Ohtani's long-time friend took millions of dollars from the Major League Baseball star's bank account to finance an "insatiable appetite" for illegal sports gambling, prosecutors said.

"I worked for (Ohtani) and I had access to his accounts," Mizuhara said during the hearing.

"I fell into gambling debt and the only way I could think of was to access his money. I wired money for my gambling debt from his account."

Los Angeles Dodgers slugger and pitching star Ohtani, whose two-way skills have many comparing him to Babe Ruth among baseball's greatest legends, signed the richest contract in North American sports history to join the Dodgers last December, a deal worth $700 million.

After an initial April court appearance, Mizuhara's lawyer said his client wished to apologize to "Ohtani, the Dodgers and Major League Baseball" and "take responsibility" for his actions.

After Mizuhara's guilty pleas, the Dodgers issued a statement moving beyond the scandal that erupted as the team was starting the season in March.

"With today's plea in the criminal proceedings against Ippei Mizuhara and the conclusion of both federal and MLB investigations, the Dodgers are pleased that Shohei and the team can put this entire matter behind them," the team statement said.

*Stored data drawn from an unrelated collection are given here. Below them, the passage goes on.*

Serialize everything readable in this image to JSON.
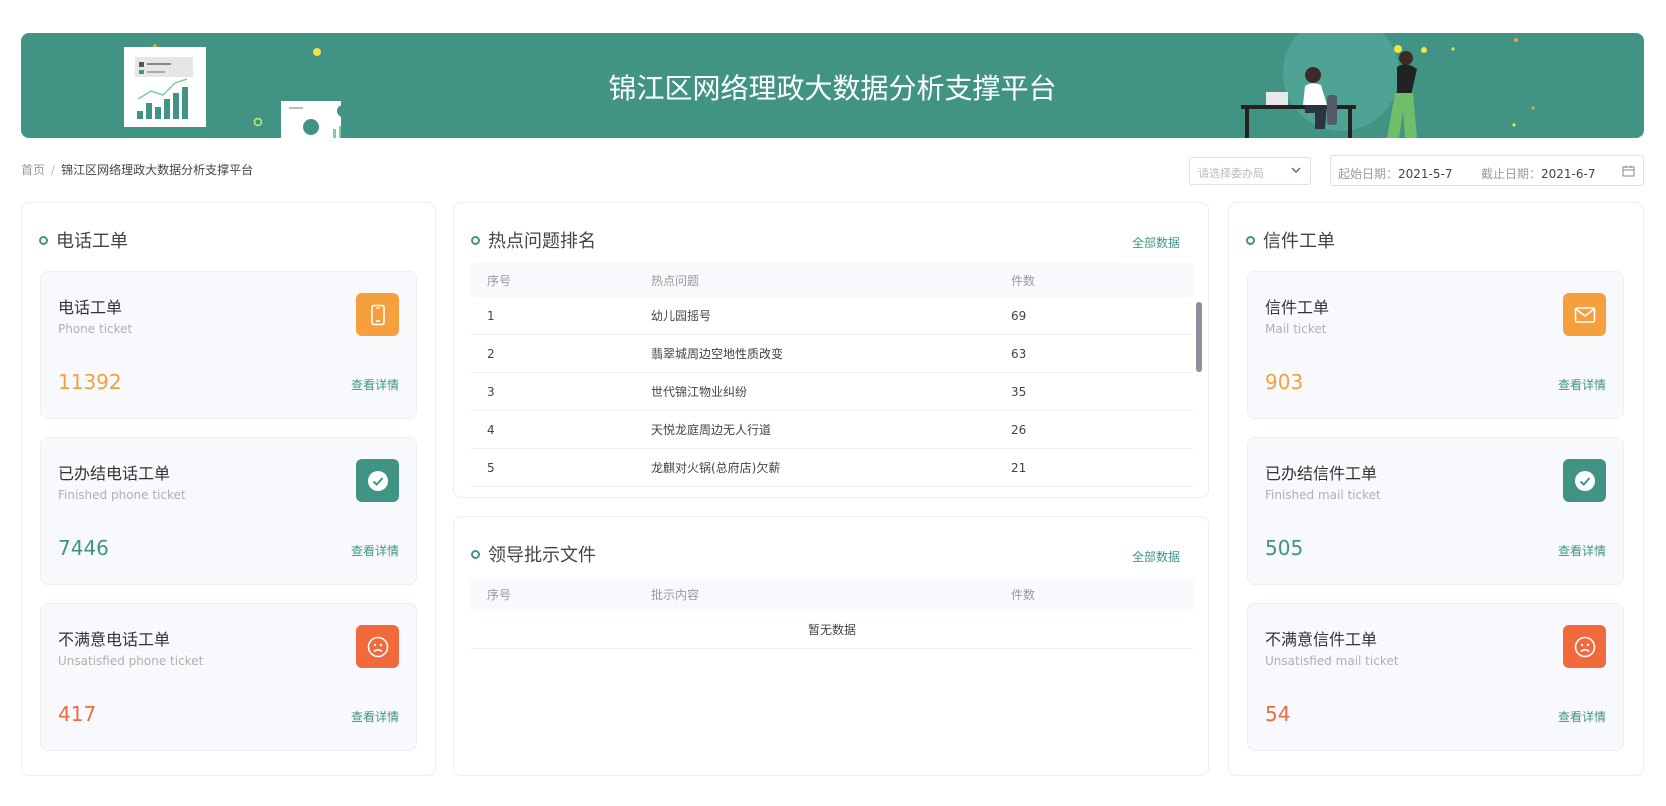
{
  "banner": {
    "title": "锦江区网络理政大数据分析支撑平台"
  },
  "breadcrumb": {
    "home": "首页",
    "separator": "/",
    "current": "锦江区网络理政大数据分析支撑平台"
  },
  "filters": {
    "dept_placeholder": "请选择委办局",
    "start_label": "起始日期：",
    "start_value": "2021-5-7",
    "end_label": "截止日期：",
    "end_value": "2021-6-7"
  },
  "phone_panel": {
    "title": "电话工单",
    "cards": [
      {
        "title": "电话工单",
        "subtitle": "Phone ticket",
        "value": "11392",
        "link": "查看详情",
        "icon": "phone-icon",
        "color": "#f5a03c"
      },
      {
        "title": "已办结电话工单",
        "subtitle": "Finished phone ticket",
        "value": "7446",
        "link": "查看详情",
        "icon": "check-icon",
        "color": "#419484"
      },
      {
        "title": "不满意电话工单",
        "subtitle": "Unsatisfied phone ticket",
        "value": "417",
        "link": "查看详情",
        "icon": "sad-face-icon",
        "color": "#f06a3c"
      }
    ]
  },
  "mail_panel": {
    "title": "信件工单",
    "cards": [
      {
        "title": "信件工单",
        "subtitle": "Mail ticket",
        "value": "903",
        "link": "查看详情",
        "icon": "mail-icon",
        "color": "#f5a03c"
      },
      {
        "title": "已办结信件工单",
        "subtitle": "Finished mail ticket",
        "value": "505",
        "link": "查看详情",
        "icon": "check-icon",
        "color": "#419484"
      },
      {
        "title": "不满意信件工单",
        "subtitle": "Unsatisfied mail ticket",
        "value": "54",
        "link": "查看详情",
        "icon": "sad-face-icon",
        "color": "#f06a3c"
      }
    ]
  },
  "hot_panel": {
    "title": "热点问题排名",
    "all_link": "全部数据",
    "columns": [
      "序号",
      "热点问题",
      "件数"
    ],
    "rows": [
      [
        "1",
        "幼儿园摇号",
        "69"
      ],
      [
        "2",
        "翡翠城周边空地性质改变",
        "63"
      ],
      [
        "3",
        "世代锦江物业纠纷",
        "35"
      ],
      [
        "4",
        "天悦龙庭周边无人行道",
        "26"
      ],
      [
        "5",
        "龙麒对火锅(总府店)欠薪",
        "21"
      ]
    ]
  },
  "docs_panel": {
    "title": "领导批示文件",
    "all_link": "全部数据",
    "columns": [
      "序号",
      "批示内容",
      "件数"
    ],
    "empty_text": "暂无数据"
  }
}
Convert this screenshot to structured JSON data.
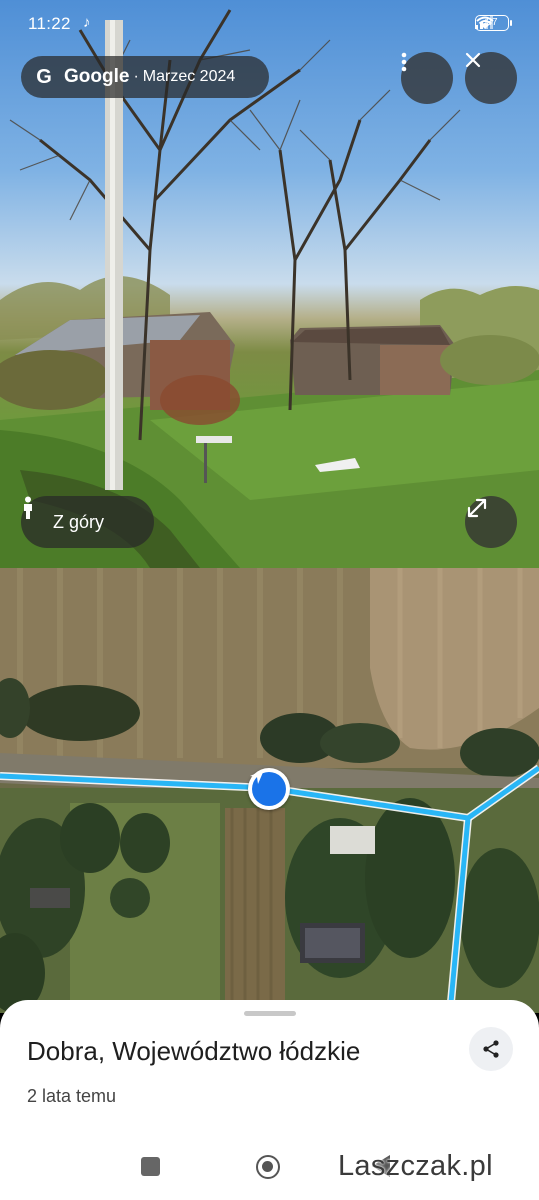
{
  "status_bar": {
    "time": "11:22",
    "battery": "37",
    "icons": [
      "tiktok-icon",
      "signal-icon",
      "wifi-icon",
      "battery-icon"
    ]
  },
  "street_view": {
    "source_logo": "G",
    "source_name": "Google",
    "separator": "·",
    "capture_date": "Marzec 2024",
    "view_mode_label": "Z góry",
    "icons": [
      "more-vert-icon",
      "close-icon",
      "person-icon",
      "expand-icon"
    ]
  },
  "map": {
    "route_color": "#29b6f6",
    "marker_color": "#1a73e8"
  },
  "sheet": {
    "title": "Dobra, Województwo łódzkie",
    "subtitle": "2 lata temu",
    "icons": [
      "share-icon"
    ]
  },
  "navigation": {
    "watermark": "Laszczak.pl",
    "icons": [
      "recent-apps-icon",
      "home-icon",
      "back-icon"
    ]
  }
}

Prosecutors have stressed that Ohtani was an innocent victim of Mizuhara's deception and there was no evidence to suggest the Dodgers star was aware of illegal gambling or involved in such matters.

"This full admission of guilt has brought important closure to me and my family," Ohtani said in a statement. "I want to sincerely thank the authorities for finishing their thorough and effective investigation so quickly and uncovering all of the evidence.

"It's time to close this chapter, move on and continue to focus on playing and winning ball games."

Mizuhara, 39, had worked for Ohtani as an interpreter since the Japanese star joined the Los Angeles Angels six years ago, setting up a bank account for Ohtani in Arizona, the eventual source of wire transfers by Mizuhara to the illegal gambling operation, US Attorney Martin Estrada said.

Estrada said Mizuhara allegedly lied to bank officials and was recorded on telephone calls impersonating Ohtani to "convince the bank to approve large wire transfers of large amounts of money to the bookmakers."

Estrada said Mizuhara would "plunder" Ohtani's bank account to commit "fraud on a massive scale."

A criminal complaint released by prosecutors detailed a staggering volume of bets placed by Mizuhara, who exploited the language barrier to keep Ohtani, his management team and financial advisers unaware of his moves.

Between December 2021 and January 2024, Mizuhara placed approximately 19,000 bets ranging in value from $10 to $160,000 at an average of around $12,800 per bet.

Mizuhara had winning bets worth $142.3 million, and losing bets of $182.9 million -- leaving him with losses of roughly $40.7 million.

- No bets on baseball -

Estrada said no illegal bets by Mizuhara were placed on baseball games.

Prosecutors said Mizuhara also took money from Ohtani to pay for $325,000 in baseball cards and $60,000 worth of dental work.

The tax return charge stems from 2022, in which Mizuhara claimed only $136,865 in taxable income when the true figure, prosecutors said, was above $4.1 million.

In the plea deal, Mizuhara admitted owing more than $1.1 million in 2022 taxes.